Pienso, por ejemplo, en tres interesantísimos proyectos recientes de pódcast. Apenas han recibido la atención mediática que merecen ni Biotopía, un experimento de ciencia-ficción de Manuel Bartual —con expansión transmedia—, ni El Hilo, de carácter periodístico, liderado por Silvia Viñas y Eliezer Budasoff, que Radio Ambulante Estudios lanzó en marzo y que —por tanto— hasta el momento ha ido ofreciendo historias vinculadas de un modo u otro con la pandemia. Y XRey, la primera gran producción original de Spotify para España, que enfoca la polémica vida de Juan Carlos I, ha sido noticia sobre todo porque ha usado una inteligencia artificial para reconstruir la voz de Franco y porque va a ser adaptada a televisión.
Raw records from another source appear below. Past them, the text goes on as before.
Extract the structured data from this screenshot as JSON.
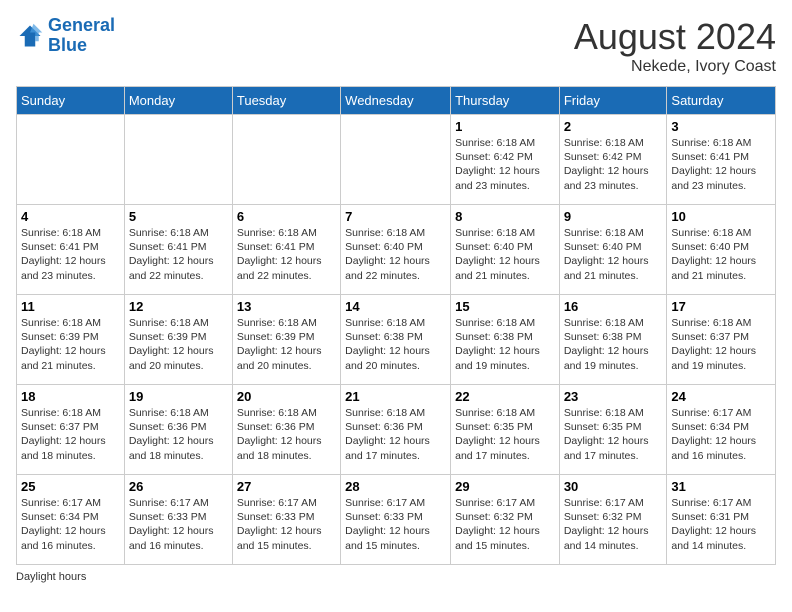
{
  "header": {
    "logo_line1": "General",
    "logo_line2": "Blue",
    "month_year": "August 2024",
    "location": "Nekede, Ivory Coast"
  },
  "days_of_week": [
    "Sunday",
    "Monday",
    "Tuesday",
    "Wednesday",
    "Thursday",
    "Friday",
    "Saturday"
  ],
  "weeks": [
    [
      {
        "day": "",
        "info": ""
      },
      {
        "day": "",
        "info": ""
      },
      {
        "day": "",
        "info": ""
      },
      {
        "day": "",
        "info": ""
      },
      {
        "day": "1",
        "info": "Sunrise: 6:18 AM\nSunset: 6:42 PM\nDaylight: 12 hours\nand 23 minutes."
      },
      {
        "day": "2",
        "info": "Sunrise: 6:18 AM\nSunset: 6:42 PM\nDaylight: 12 hours\nand 23 minutes."
      },
      {
        "day": "3",
        "info": "Sunrise: 6:18 AM\nSunset: 6:41 PM\nDaylight: 12 hours\nand 23 minutes."
      }
    ],
    [
      {
        "day": "4",
        "info": "Sunrise: 6:18 AM\nSunset: 6:41 PM\nDaylight: 12 hours\nand 23 minutes."
      },
      {
        "day": "5",
        "info": "Sunrise: 6:18 AM\nSunset: 6:41 PM\nDaylight: 12 hours\nand 22 minutes."
      },
      {
        "day": "6",
        "info": "Sunrise: 6:18 AM\nSunset: 6:41 PM\nDaylight: 12 hours\nand 22 minutes."
      },
      {
        "day": "7",
        "info": "Sunrise: 6:18 AM\nSunset: 6:40 PM\nDaylight: 12 hours\nand 22 minutes."
      },
      {
        "day": "8",
        "info": "Sunrise: 6:18 AM\nSunset: 6:40 PM\nDaylight: 12 hours\nand 21 minutes."
      },
      {
        "day": "9",
        "info": "Sunrise: 6:18 AM\nSunset: 6:40 PM\nDaylight: 12 hours\nand 21 minutes."
      },
      {
        "day": "10",
        "info": "Sunrise: 6:18 AM\nSunset: 6:40 PM\nDaylight: 12 hours\nand 21 minutes."
      }
    ],
    [
      {
        "day": "11",
        "info": "Sunrise: 6:18 AM\nSunset: 6:39 PM\nDaylight: 12 hours\nand 21 minutes."
      },
      {
        "day": "12",
        "info": "Sunrise: 6:18 AM\nSunset: 6:39 PM\nDaylight: 12 hours\nand 20 minutes."
      },
      {
        "day": "13",
        "info": "Sunrise: 6:18 AM\nSunset: 6:39 PM\nDaylight: 12 hours\nand 20 minutes."
      },
      {
        "day": "14",
        "info": "Sunrise: 6:18 AM\nSunset: 6:38 PM\nDaylight: 12 hours\nand 20 minutes."
      },
      {
        "day": "15",
        "info": "Sunrise: 6:18 AM\nSunset: 6:38 PM\nDaylight: 12 hours\nand 19 minutes."
      },
      {
        "day": "16",
        "info": "Sunrise: 6:18 AM\nSunset: 6:38 PM\nDaylight: 12 hours\nand 19 minutes."
      },
      {
        "day": "17",
        "info": "Sunrise: 6:18 AM\nSunset: 6:37 PM\nDaylight: 12 hours\nand 19 minutes."
      }
    ],
    [
      {
        "day": "18",
        "info": "Sunrise: 6:18 AM\nSunset: 6:37 PM\nDaylight: 12 hours\nand 18 minutes."
      },
      {
        "day": "19",
        "info": "Sunrise: 6:18 AM\nSunset: 6:36 PM\nDaylight: 12 hours\nand 18 minutes."
      },
      {
        "day": "20",
        "info": "Sunrise: 6:18 AM\nSunset: 6:36 PM\nDaylight: 12 hours\nand 18 minutes."
      },
      {
        "day": "21",
        "info": "Sunrise: 6:18 AM\nSunset: 6:36 PM\nDaylight: 12 hours\nand 17 minutes."
      },
      {
        "day": "22",
        "info": "Sunrise: 6:18 AM\nSunset: 6:35 PM\nDaylight: 12 hours\nand 17 minutes."
      },
      {
        "day": "23",
        "info": "Sunrise: 6:18 AM\nSunset: 6:35 PM\nDaylight: 12 hours\nand 17 minutes."
      },
      {
        "day": "24",
        "info": "Sunrise: 6:17 AM\nSunset: 6:34 PM\nDaylight: 12 hours\nand 16 minutes."
      }
    ],
    [
      {
        "day": "25",
        "info": "Sunrise: 6:17 AM\nSunset: 6:34 PM\nDaylight: 12 hours\nand 16 minutes."
      },
      {
        "day": "26",
        "info": "Sunrise: 6:17 AM\nSunset: 6:33 PM\nDaylight: 12 hours\nand 16 minutes."
      },
      {
        "day": "27",
        "info": "Sunrise: 6:17 AM\nSunset: 6:33 PM\nDaylight: 12 hours\nand 15 minutes."
      },
      {
        "day": "28",
        "info": "Sunrise: 6:17 AM\nSunset: 6:33 PM\nDaylight: 12 hours\nand 15 minutes."
      },
      {
        "day": "29",
        "info": "Sunrise: 6:17 AM\nSunset: 6:32 PM\nDaylight: 12 hours\nand 15 minutes."
      },
      {
        "day": "30",
        "info": "Sunrise: 6:17 AM\nSunset: 6:32 PM\nDaylight: 12 hours\nand 14 minutes."
      },
      {
        "day": "31",
        "info": "Sunrise: 6:17 AM\nSunset: 6:31 PM\nDaylight: 12 hours\nand 14 minutes."
      }
    ]
  ],
  "footer": {
    "note": "Daylight hours"
  }
}
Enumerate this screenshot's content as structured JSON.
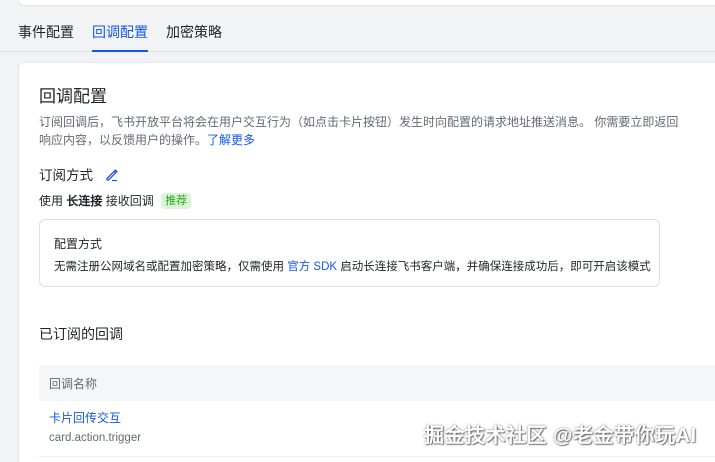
{
  "tabs": [
    {
      "label": "事件配置"
    },
    {
      "label": "回调配置"
    },
    {
      "label": "加密策略"
    }
  ],
  "main": {
    "title": "回调配置",
    "desc_text": "订阅回调后，飞书开放平台将会在用户交互行为（如点击卡片按钮）发生时向配置的请求地址推送消息。 你需要立即返回响应内容，以反馈用户的操作。",
    "learn_more": "了解更多",
    "subscription_label": "订阅方式",
    "usage_prefix": "使用",
    "usage_mode": "长连接",
    "usage_suffix": "接收回调",
    "recommend_badge": "推荐",
    "config_box": {
      "title": "配置方式",
      "desc_prefix": "无需注册公网域名或配置加密策略，仅需使用",
      "sdk_link": "官方 SDK",
      "desc_suffix": "启动长连接飞书客户端，并确保连接成功后，即可开启该模式"
    },
    "subscribed_title": "已订阅的回调",
    "table": {
      "header": "回调名称",
      "rows": [
        {
          "name": "卡片回传交互",
          "event": "card.action.trigger"
        }
      ]
    }
  },
  "watermark": "掘金技术社区 @老金带你玩AI",
  "colors": {
    "accent": "#1456f0",
    "badge_bg": "#d9f5d6",
    "badge_fg": "#2ea121"
  }
}
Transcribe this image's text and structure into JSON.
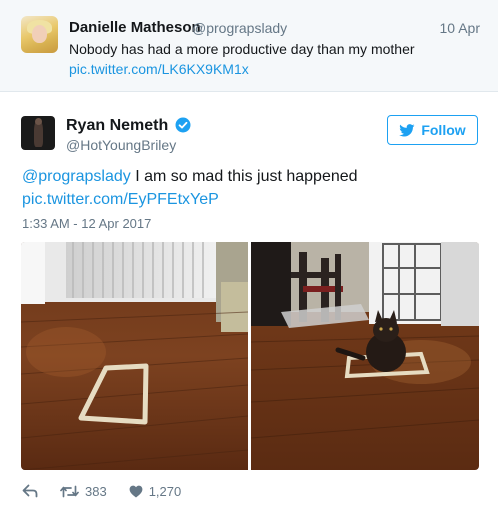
{
  "parent_tweet": {
    "name": "Danielle Matheson",
    "handle": "@prograpslady",
    "date": "10 Apr",
    "text": "Nobody has had a more productive day than my mother",
    "link": "pic.twitter.com/LK6KX9KM1x"
  },
  "tweet": {
    "name": "Ryan Nemeth",
    "verified": true,
    "handle": "@HotYoungBriley",
    "follow_label": "Follow",
    "mention": "@prograpslady",
    "text": " I am so mad this just happened",
    "link": "pic.twitter.com/EyPFEtxYeP",
    "timestamp": "1:33 AM - 12 Apr 2017",
    "retweets": "383",
    "likes": "1,270"
  },
  "colors": {
    "link_blue": "#1b95e0",
    "twitter_blue": "#1da1f2",
    "muted_gray": "#657786",
    "parent_bg": "#f5f8fa"
  },
  "icons": {
    "avatar_parent": "avatar",
    "avatar_main": "avatar",
    "verified": "verified-badge-icon",
    "follow": "twitter-bird-icon",
    "reply": "reply-icon",
    "retweet": "retweet-icon",
    "like": "heart-icon"
  }
}
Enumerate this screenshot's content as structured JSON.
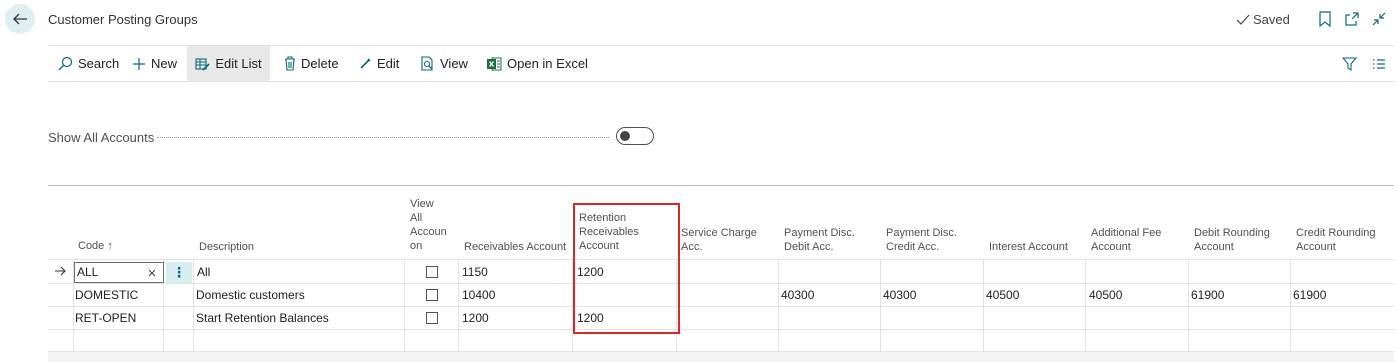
{
  "header": {
    "title": "Customer Posting Groups",
    "saved_label": "Saved"
  },
  "actions": {
    "search": "Search",
    "new": "New",
    "edit_list": "Edit List",
    "delete": "Delete",
    "edit": "Edit",
    "view": "View",
    "open_in_excel": "Open in Excel"
  },
  "toggle": {
    "label": "Show All Accounts",
    "on": false
  },
  "table": {
    "columns": {
      "code": "Code",
      "code_sort": "↑",
      "description": "Description",
      "view_all_accounts": [
        "View",
        "All",
        "Accoun",
        "on"
      ],
      "receivables": "Receivables Account",
      "retention": [
        "Retention",
        "Receivables",
        "Account"
      ],
      "service_charge": [
        "Service Charge",
        "Acc."
      ],
      "pmt_disc_debit": [
        "Payment Disc.",
        "Debit Acc."
      ],
      "pmt_disc_credit": [
        "Payment Disc.",
        "Credit Acc."
      ],
      "interest": "Interest Account",
      "additional_fee": [
        "Additional Fee",
        "Account"
      ],
      "debit_rounding": [
        "Debit Rounding",
        "Account"
      ],
      "credit_rounding": [
        "Credit Rounding",
        "Account"
      ]
    },
    "rows": [
      {
        "code": "ALL",
        "description": "All",
        "receivables": "1150",
        "retention": "1200",
        "pmt_disc_debit": "",
        "pmt_disc_credit": "",
        "interest": "",
        "additional_fee": "",
        "debit_rounding": "",
        "credit_rounding": ""
      },
      {
        "code": "DOMESTIC",
        "description": "Domestic customers",
        "receivables": "10400",
        "retention": "",
        "pmt_disc_debit": "40300",
        "pmt_disc_credit": "40300",
        "interest": "40500",
        "additional_fee": "40500",
        "debit_rounding": "61900",
        "credit_rounding": "61900"
      },
      {
        "code": "RET-OPEN",
        "description": "Start Retention Balances",
        "receivables": "1200",
        "retention": "1200",
        "pmt_disc_debit": "",
        "pmt_disc_credit": "",
        "interest": "",
        "additional_fee": "",
        "debit_rounding": "",
        "credit_rounding": ""
      }
    ]
  },
  "colors": {
    "accent": "#0b6a77",
    "highlight_border": "#d42a2a",
    "excel_green": "#1d6f42"
  }
}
No existe todavía una crítica sistemática de narrativas sonoras ni de otros lenguajes que ya se han consolidado en las principales redes sociales. Nadie reseña en serio los vídeos que más conversación y tráfico generan en YouTube. O los sofisticados vídeos de humor absurdo que ha colgado Alberto González Vázquez en su cuenta de Instagram durante la cuarentena. O los hilos de Twitter más leídos que se han publicado en los últimos meses. El “bioclassic”, el maravilloso artefacto que ha diseñado Sheila Blanco para comunicar mediante el canto biografías de compositores musicales en redes sociales, sí ha sido noticia, pero no objeto de reflexión.
Todos esos objetos culturales vagamente identificados merecen reseñas y exploraciones críticas de alto nivel analítico, en vez de aparecer con descripciones superficiales en listas temáticas o en las secciones de las páginas webs de los diarios que solo buscan el clic.
Para que puedan recibir la atención que reclaman, es preciso que los periodistas culturales abran su espectro de intereses y reconsideren qué entienden por cultura. La cultura no es lo que a uno le gusta o le interesa. La cultura no es lo que deciden las secciones de cultura o las instituciones. La cultura no está quieta y no para de descolocarnos y de sorprendernos.
Durante la cuarentena nos hemos dado cuenta de que la producción narrativa y artística es imprescindible para nuestro bienestar, nuestro pensamiento, nuestra salud. Hemos necesitado más que nunca tanto las novelas y los cómics de nuestras bibliotecas como las plataformas digitales y ese cosmos paralelo llamado internet.
Los medios deben entender que la cultura no se corresponde con la agenda de novedades de la industria cultural y que el periodismo es —entre muchas otras cosas— una representación del mundo. Un mundo que durante mucho tiempo va a ser analógico y digital, papel y pantalla, clásico y viral. Los periodistas culturales tienen que vencer la inercia del sistema y abrirse a todos los géneros y lenguajes, para que las secciones de cultura den cabida tanto a los lenguajes tradicionales como a las nuevas narrativas digitales. Solo así nuestra profesión seguirá teniendo vigencia y sentido.
Jorge Carrión es escritor y director del máster en Creación Literaria y del posgrado en Creación de Contenidos y Nuevas Narrativas Digitales de la UPF-BSM. Su nuevo libro se titula Lo viral.